Выбрать главу

Старая орка* рассмеялась. Смеялась она долго и весело, и её молодой смех никак не вязался с внешностью пятисотлетней старухи. По крайней мере, все степные племена орков считали, что Ма, прожившая в племени Ор-кайрин последние двадцать лет и учившая всех Ма степных племён, прожила именно пятьсот лет и не днём меньше. Это было не совсем так. Хотя срок жизни орков мог и достигать ста пятидесяти-двухсот лет, но редко кто из них дотягивал до сотни: первобытная жизнь, хищники, войны между племенами - всё это сокращало срок жизни когда-то гордых и жестоких воинов. Только Ма племён, женщины-кузнецы и знахари проживали полный срок, отмеренный им предками. Но никто не знал, сколько лет могло бы быть Ма. Несмотря на старание Ма племён, а также их учениц и добровольных помощниц, оградивших племена от болезней и моровых поветрий, природа и топоры собратьев не давали плодовитым племенам заполнить степи, леса и горы юга огромного континента.

Но самую большую жатву среди орочьих племён собирали охоты эльфов и гномов. Раз в десятилетие приходило время Кровавой Охоты*, как звали её орки. Когда наступал сезон охоты, все самые старые воины и охотники всех степных и лесных племён, пожилые женщины, у которых не осталось никого в жизни - все, кроме вождей и наставников, собирались в ватаги и, забыв старую вражду, уходили на север. Встречать охотничьи экспедиции длинноухих коротышек, которые приходили за "зелёным мясом", как они называли орков. Алхимики коротышек у себя на севере из пленных орков делали вытяжки и зелья для магов и чародеев эльфов. Потому что хоть на орков и не действует никакая магия, но без их крови и органов магические зелья не имели и половины той силы. Старшие и умелые шли на смерть, чтобы дать племенам время уйти на юг, к горам, где на год их примут племена горных и пещерных орков. Возвращались единицы из многих и многих сотен.

За спасение и приют на год каждая десятая молодая и не замужняя орчанка* оставалась среди пещерников и горцев. А степные племена ежегодно десятой долей от добычи: солониной, шкурами и степными травами - помогали горцам. Горцы несли на торг кремнёвые и обсидиановые наконечники, ножи и топоры, пещерники - бронзовые и железные слитки, получая взамен рога туров и носорогов, бивни мамонтов.

И всех это устраивало, пока одна молодая степнячка из племени Ор-кайрин* не сбежала домой. Это и послужило толчкам для старой Ма уйти из племени.

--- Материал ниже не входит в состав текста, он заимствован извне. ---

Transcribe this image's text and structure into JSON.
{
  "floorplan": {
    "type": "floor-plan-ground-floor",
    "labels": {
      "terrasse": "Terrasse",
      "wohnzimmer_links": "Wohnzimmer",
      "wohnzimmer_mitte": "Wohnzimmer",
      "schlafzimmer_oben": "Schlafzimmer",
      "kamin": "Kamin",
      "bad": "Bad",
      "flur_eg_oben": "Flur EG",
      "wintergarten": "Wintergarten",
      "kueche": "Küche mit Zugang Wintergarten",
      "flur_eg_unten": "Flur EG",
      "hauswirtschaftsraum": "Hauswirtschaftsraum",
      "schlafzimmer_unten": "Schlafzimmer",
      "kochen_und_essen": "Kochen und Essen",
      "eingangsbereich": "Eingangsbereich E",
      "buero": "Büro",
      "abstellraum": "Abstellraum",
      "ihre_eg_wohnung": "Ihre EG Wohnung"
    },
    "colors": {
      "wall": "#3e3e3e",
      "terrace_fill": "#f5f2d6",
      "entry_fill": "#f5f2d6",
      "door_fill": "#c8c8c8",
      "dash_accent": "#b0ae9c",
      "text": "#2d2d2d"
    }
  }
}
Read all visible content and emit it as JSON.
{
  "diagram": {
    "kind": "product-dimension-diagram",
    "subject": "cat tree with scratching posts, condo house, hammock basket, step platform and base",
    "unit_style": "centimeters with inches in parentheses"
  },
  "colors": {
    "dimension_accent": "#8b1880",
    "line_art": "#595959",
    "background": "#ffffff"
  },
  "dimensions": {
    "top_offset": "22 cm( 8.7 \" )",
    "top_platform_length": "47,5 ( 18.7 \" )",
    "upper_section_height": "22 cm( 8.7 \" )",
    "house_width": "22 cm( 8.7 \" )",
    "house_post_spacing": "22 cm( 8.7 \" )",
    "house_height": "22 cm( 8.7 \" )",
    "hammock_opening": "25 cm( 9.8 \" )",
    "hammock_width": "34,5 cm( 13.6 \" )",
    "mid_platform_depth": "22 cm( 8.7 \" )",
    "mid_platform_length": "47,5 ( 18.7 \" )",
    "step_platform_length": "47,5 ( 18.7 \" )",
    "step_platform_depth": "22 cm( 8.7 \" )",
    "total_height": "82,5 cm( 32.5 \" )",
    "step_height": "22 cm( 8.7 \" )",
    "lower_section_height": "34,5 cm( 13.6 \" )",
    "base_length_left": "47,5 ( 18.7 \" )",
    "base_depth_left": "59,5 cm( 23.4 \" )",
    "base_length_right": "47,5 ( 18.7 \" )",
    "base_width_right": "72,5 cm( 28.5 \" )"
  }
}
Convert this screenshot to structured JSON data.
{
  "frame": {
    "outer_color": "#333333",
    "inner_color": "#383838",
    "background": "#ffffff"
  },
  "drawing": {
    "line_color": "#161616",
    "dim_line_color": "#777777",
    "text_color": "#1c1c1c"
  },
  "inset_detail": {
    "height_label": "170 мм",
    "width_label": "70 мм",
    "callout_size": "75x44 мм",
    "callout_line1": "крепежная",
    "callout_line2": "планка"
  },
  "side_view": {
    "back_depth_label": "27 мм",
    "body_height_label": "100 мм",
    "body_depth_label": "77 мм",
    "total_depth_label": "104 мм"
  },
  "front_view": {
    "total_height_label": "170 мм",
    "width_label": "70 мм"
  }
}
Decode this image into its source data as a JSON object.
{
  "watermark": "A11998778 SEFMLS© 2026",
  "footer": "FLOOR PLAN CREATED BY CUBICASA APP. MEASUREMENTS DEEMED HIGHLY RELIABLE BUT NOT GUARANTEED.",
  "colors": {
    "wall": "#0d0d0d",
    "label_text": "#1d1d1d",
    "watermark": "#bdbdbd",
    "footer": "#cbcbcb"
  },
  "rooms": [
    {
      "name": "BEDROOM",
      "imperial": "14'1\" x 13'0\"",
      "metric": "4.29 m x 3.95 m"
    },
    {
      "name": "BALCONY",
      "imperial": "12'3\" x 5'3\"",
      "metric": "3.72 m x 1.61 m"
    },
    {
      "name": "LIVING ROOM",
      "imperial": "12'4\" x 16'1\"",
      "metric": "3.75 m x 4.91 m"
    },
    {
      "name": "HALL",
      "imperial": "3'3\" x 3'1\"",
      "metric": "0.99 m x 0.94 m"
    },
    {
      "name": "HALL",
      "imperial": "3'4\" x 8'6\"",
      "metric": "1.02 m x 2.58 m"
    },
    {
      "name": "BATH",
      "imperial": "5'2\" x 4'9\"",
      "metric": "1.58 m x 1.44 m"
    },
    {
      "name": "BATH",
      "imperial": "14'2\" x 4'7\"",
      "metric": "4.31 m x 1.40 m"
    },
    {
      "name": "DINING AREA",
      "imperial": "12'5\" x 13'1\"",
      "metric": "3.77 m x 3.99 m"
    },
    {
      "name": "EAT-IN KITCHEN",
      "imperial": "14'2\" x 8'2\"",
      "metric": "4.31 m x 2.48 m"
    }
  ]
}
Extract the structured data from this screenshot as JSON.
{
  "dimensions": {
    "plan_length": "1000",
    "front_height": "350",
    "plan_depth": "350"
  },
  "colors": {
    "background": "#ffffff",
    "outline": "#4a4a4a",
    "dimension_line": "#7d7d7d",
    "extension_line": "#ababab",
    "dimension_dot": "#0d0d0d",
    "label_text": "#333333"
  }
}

Пообещав вождю Ургашу увести соплячку в горы, собрав свой нехитрый скарб, нагрузив Илику (Ласку), так звали беглянку, молотом, клещами и кусками редкой руды, Ма отправилась к горам. В первые дни Илика пыталась сбежать, надеясь на то, что старуха её не поймает, но не тут-то было: старая Ма нашла её даже после того, как Илика пробежала всю ночь, путая, как лиса, свои следы. Мало того, она ещё и выпорола её. Порола, как несмышлёного орчёнка, задрав парку, мокрым прутом, да по голой заднице. Небольно, но очень обидно, приговаривая: "Не бегай от своего счастья, не позорь племя!" Илика от обиды чуть не заплакала. Кому-нибудь другому она ночью перегрызла бы глотку, но не Ма.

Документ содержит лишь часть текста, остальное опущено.